King’s Hawaiian is determined to make strategic product decisions based on data.
By Mark Lawton
While King’s Hawaiian is best known for its sweet Hawaiian bread, it doesn’t think of itself that way. “We have positioned ourselves as a Hawaiian foods company,” says John Linehan, president, chief strategy officer and chief planning officer. “We’re sold in the deli or bakery, not in the commercial bread aisle. Our competition is less other breads and more special foods mom brings home.”
That positioning appears to be working. Over the past dozen years, the company has seen an eightfold increase in sales. It is even more impressive when you consider that U.S. bread sales per capita have been declining for more than 20 years and the grocery business has been flat or declining on a per capita basis.
Testing New Products
King’s Hawaiian created an innovation center to test the potential appeal of new products. “The industry has a 93 percent failure rate for new products,” Linehan says, adding that developing new products typically takes three to five years.
The usual way also costs $3 million to $6 million includes outsourced consumer testing. About four years ago King’s Hawaiian introduced a line of barbecue sauces that way and “commercially, it’s been mediocre,” Linehan reports. “I don’t believe those testing methodologies work anymore.”
King’s Hawaiian is testing several new items in the last 18 months including butter spreads, Hawaiian bars and jellies. But it has introduced those items differently. “Instead of putting it in front of 100 people [in outsourced product testing], we are putting it in front of 100,000 people,” Linehan says. “With our e-commerce platform, we are asking, ‘Would you buy it?’ We can see what people do. Then we can make data-based decisions rather than biased decisions.”
King’s Hawaiian is not focused on the short term when it comes to the groceries that distribute its products. “Mostly it’s about this quarter or next quarter with most manufacturers and most retailers,” Linehan says. “Its not about creating value. We try to have a multiyear plan with very specific goals. One goal might be to increase the number of King’s Hawaiian consumers that walk though your doors and buy from your store.”
In recent months Linehan met with several retail CEO’s [to discuss long-term strategy]. “That’s not a normal retailer-manufacturer relationship,” he notes.
Linehan joined King’s Hawaiian in 2005. At that time the company saw most sales take place from Thanksgiving to Christmas, with a bump at Easter. Since then, the company has gained buyers of its products, particularly its sweet Hawaiian bread for the Super Bowl, July 4, back-to-school, March madness, Memorial Day and Hawaiian Foods week. “Each one that is not Thanksgiving, Christmas or Easter is getting bigger each year,” Linehan says.
Using AI to Plan
Besides conducting e-commerce on its website, King’s Hawaiian is in the process of creating a forecasting model using artificial intelligence. “There are so many attributes to consider that the human mind can’t handle them,” Linehan says. “Weather, for example. If we have a hurricane in Florida, more King’s Hawaiian gets purchased.”
The idea is to make decisions based on relevant data as much as possible.

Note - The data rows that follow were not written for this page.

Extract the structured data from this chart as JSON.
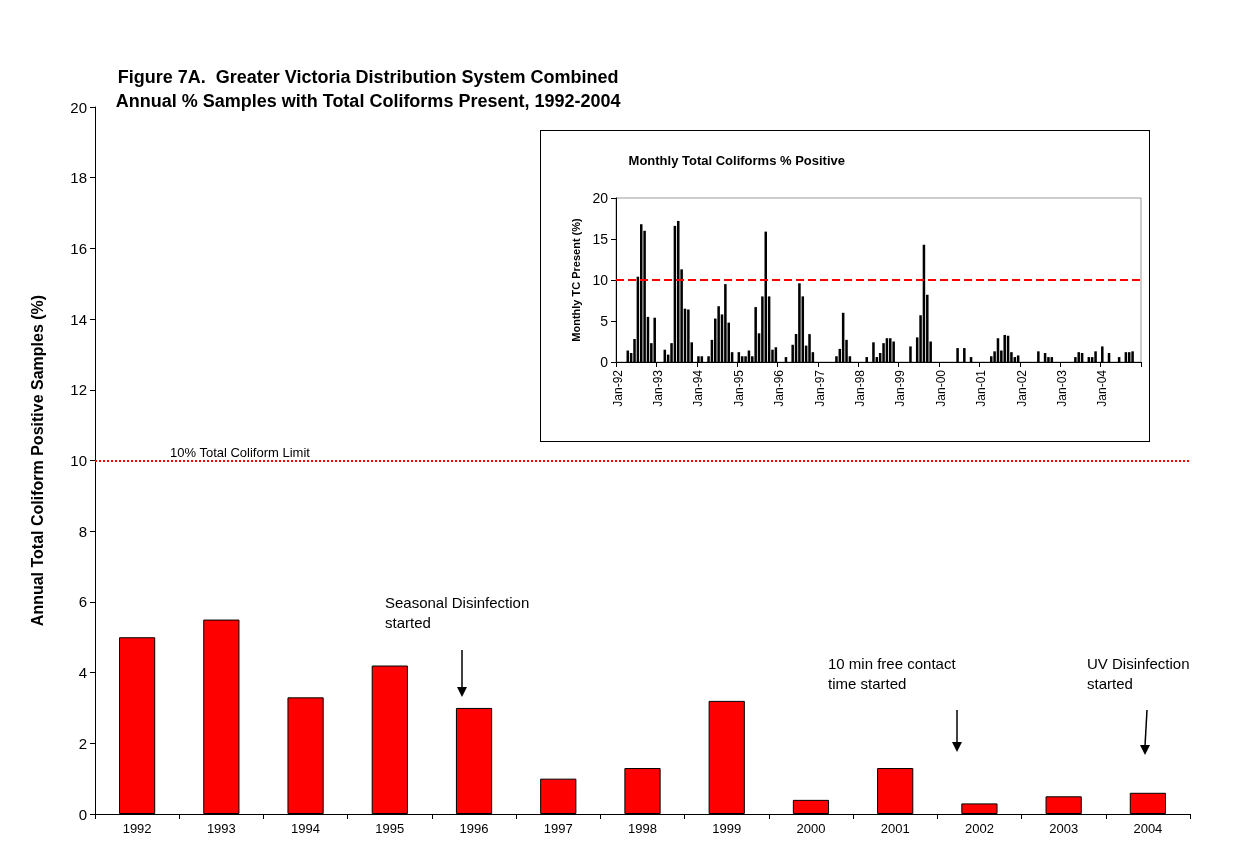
{
  "chart_data": [
    {
      "type": "bar",
      "title": "Figure 7A.  Greater Victoria Distribution System Combined\nAnnual % Samples with Total Coliforms Present, 1992-2004",
      "ylabel": "Annual Total Coliform Positive Samples (%)",
      "categories": [
        "1992",
        "1993",
        "1994",
        "1995",
        "1996",
        "1997",
        "1998",
        "1999",
        "2000",
        "2001",
        "2002",
        "2003",
        "2004"
      ],
      "values": [
        5.0,
        5.5,
        3.3,
        4.2,
        3.0,
        1.0,
        1.3,
        3.2,
        0.4,
        1.3,
        0.3,
        0.5,
        0.6
      ],
      "color": "#ff0000",
      "ylim": [
        0,
        20
      ],
      "yticks": [
        0,
        2,
        4,
        6,
        8,
        10,
        12,
        14,
        16,
        18,
        20
      ],
      "ref_lines": [
        {
          "axis": "y",
          "value": 10,
          "label": "10% Total Coliform Limit",
          "color": "#ff0000",
          "line_style": "dotted"
        }
      ],
      "annotations": [
        "Seasonal Disinfection\nstarted",
        "10 min free contact\ntime started",
        "UV Disinfection\nstarted"
      ]
    },
    {
      "type": "bar",
      "title": "Monthly Total Coliforms % Positive",
      "ylabel": "Monthly TC Present (%)",
      "categories": [
        "Jan-92",
        null,
        null,
        null,
        null,
        null,
        null,
        null,
        null,
        null,
        null,
        null,
        "Jan-93",
        null,
        null,
        null,
        null,
        null,
        null,
        null,
        null,
        null,
        null,
        null,
        "Jan-94",
        null,
        null,
        null,
        null,
        null,
        null,
        null,
        null,
        null,
        null,
        null,
        "Jan-95",
        null,
        null,
        null,
        null,
        null,
        null,
        null,
        null,
        null,
        null,
        null,
        "Jan-96",
        null,
        null,
        null,
        null,
        null,
        null,
        null,
        null,
        null,
        null,
        null,
        "Jan-97",
        null,
        null,
        null,
        null,
        null,
        null,
        null,
        null,
        null,
        null,
        null,
        "Jan-98",
        null,
        null,
        null,
        null,
        null,
        null,
        null,
        null,
        null,
        null,
        null,
        "Jan-99",
        null,
        null,
        null,
        null,
        null,
        null,
        null,
        null,
        null,
        null,
        null,
        "Jan-00",
        null,
        null,
        null,
        null,
        null,
        null,
        null,
        null,
        null,
        null,
        null,
        "Jan-01",
        null,
        null,
        null,
        null,
        null,
        null,
        null,
        null,
        null,
        null,
        null,
        "Jan-02",
        null,
        null,
        null,
        null,
        null,
        null,
        null,
        null,
        null,
        null,
        null,
        "Jan-03",
        null,
        null,
        null,
        null,
        null,
        null,
        null,
        null,
        null,
        null,
        null,
        "Jan-04",
        null,
        null,
        null,
        null,
        null,
        null,
        null,
        null,
        null,
        null,
        null
      ],
      "values": [
        0,
        0,
        0,
        1.4,
        1.1,
        2.8,
        10.4,
        16.8,
        16.0,
        5.5,
        2.3,
        5.4,
        0,
        0,
        1.5,
        0.9,
        2.3,
        16.6,
        17.2,
        11.3,
        6.5,
        6.4,
        2.4,
        0,
        0.7,
        0.7,
        0,
        0.7,
        2.7,
        5.3,
        6.8,
        5.8,
        9.5,
        4.8,
        1.2,
        0,
        1.2,
        0.7,
        0.7,
        1.4,
        0.7,
        6.7,
        3.5,
        8.0,
        15.9,
        8.0,
        1.5,
        1.8,
        0,
        0,
        0.6,
        0,
        2.1,
        3.4,
        9.6,
        8.0,
        2.0,
        3.4,
        1.2,
        0,
        0,
        0,
        0,
        0,
        0,
        0.7,
        1.6,
        6.0,
        2.7,
        0.7,
        0,
        0,
        0,
        0,
        0.6,
        0,
        2.4,
        0.6,
        1.1,
        2.3,
        2.9,
        2.9,
        2.5,
        0,
        0,
        0,
        0,
        1.9,
        0,
        3.0,
        5.7,
        14.3,
        8.2,
        2.5,
        0,
        0,
        0,
        0,
        0,
        0,
        0,
        1.7,
        0,
        1.7,
        0,
        0.6,
        0,
        0,
        0,
        0,
        0,
        0.7,
        1.3,
        2.9,
        1.4,
        3.3,
        3.2,
        1.2,
        0.6,
        0.8,
        0,
        0,
        0,
        0,
        0,
        1.3,
        0,
        1.1,
        0.6,
        0.6,
        0,
        0,
        0,
        0,
        0,
        0,
        0.6,
        1.2,
        1.1,
        0,
        0.6,
        0.6,
        1.3,
        0,
        1.9,
        0,
        1.1,
        0,
        0,
        0.6,
        0,
        1.2,
        1.2,
        1.3,
        0,
        0
      ],
      "color": "#000000",
      "ylim": [
        0,
        20
      ],
      "yticks": [
        0,
        5,
        10,
        15,
        20
      ],
      "ref_lines": [
        {
          "axis": "y",
          "value": 10,
          "color": "#ff0000",
          "line_style": "dashed"
        }
      ]
    }
  ]
}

Linehan compares it to a bank considering loan requests. “The bank goes down a checklist,” he explains. “If the applicant has less than blank in the bank, they are out. If they don’t have a job, they are out. Artificial intelligence can help you identify that a lot of people who are unemployed are not a risk – they might be taking a sabbatical or maybe they have money in the bank. If you figure out how to better forecast who are the best loan applicants, you gain more business.”
Likewise, the company is working to optimize its recruiting efforts with the help of data. King’s Hawaiian has about 1,200 employees between its locations in California and Georgia and is continuing to grow, Linehan says. While turnover is relatively low, it is still a challenge finding employees to work on the production floor.
“The company has about 20 ways to get resumes,” Linehan says. “For each of these ways, there is a conversion rate of resume to interview. For one way, we have to get 50 resumes to get one interview. From another source, half the resumes turn into interviews.”
The company is analyzing those sources with the aim of “magnifying” the methods that result in the most interviews, Linehan says.
Interestingly, King’s Hawaiian takes a contrarian approach to social media. “Social media is throwing stuff at the wall unless you truly understand who you are trying to reach and what media to use,” Linehan says. “Maybe two years ago, we started to realize we are not getting our money’s worth from social media.”
Most companies hire social media experts to promote their products or services, Linehan says, but the typical company executives don’t understand social media well enough to be able to judge its success. “You have to do your homework,” he says.
King’s Hawaiian is shifting away from awareness building and toward a more action-based marketing strategy. “About 80 percent of consumers know this brand and about 30 percent consume it,” Linehan says. “We can’t answer from a data point of view why, although we will be able to in a year or a little more with artificial intelligence. We have a pretty standard understanding of consumers and we need to put that on steroids.”
A related marketing aim of King’s Hawaiian is to “target a relevant and compelling message to each consumer,” Linehan says. “It’s a very data-driven process.”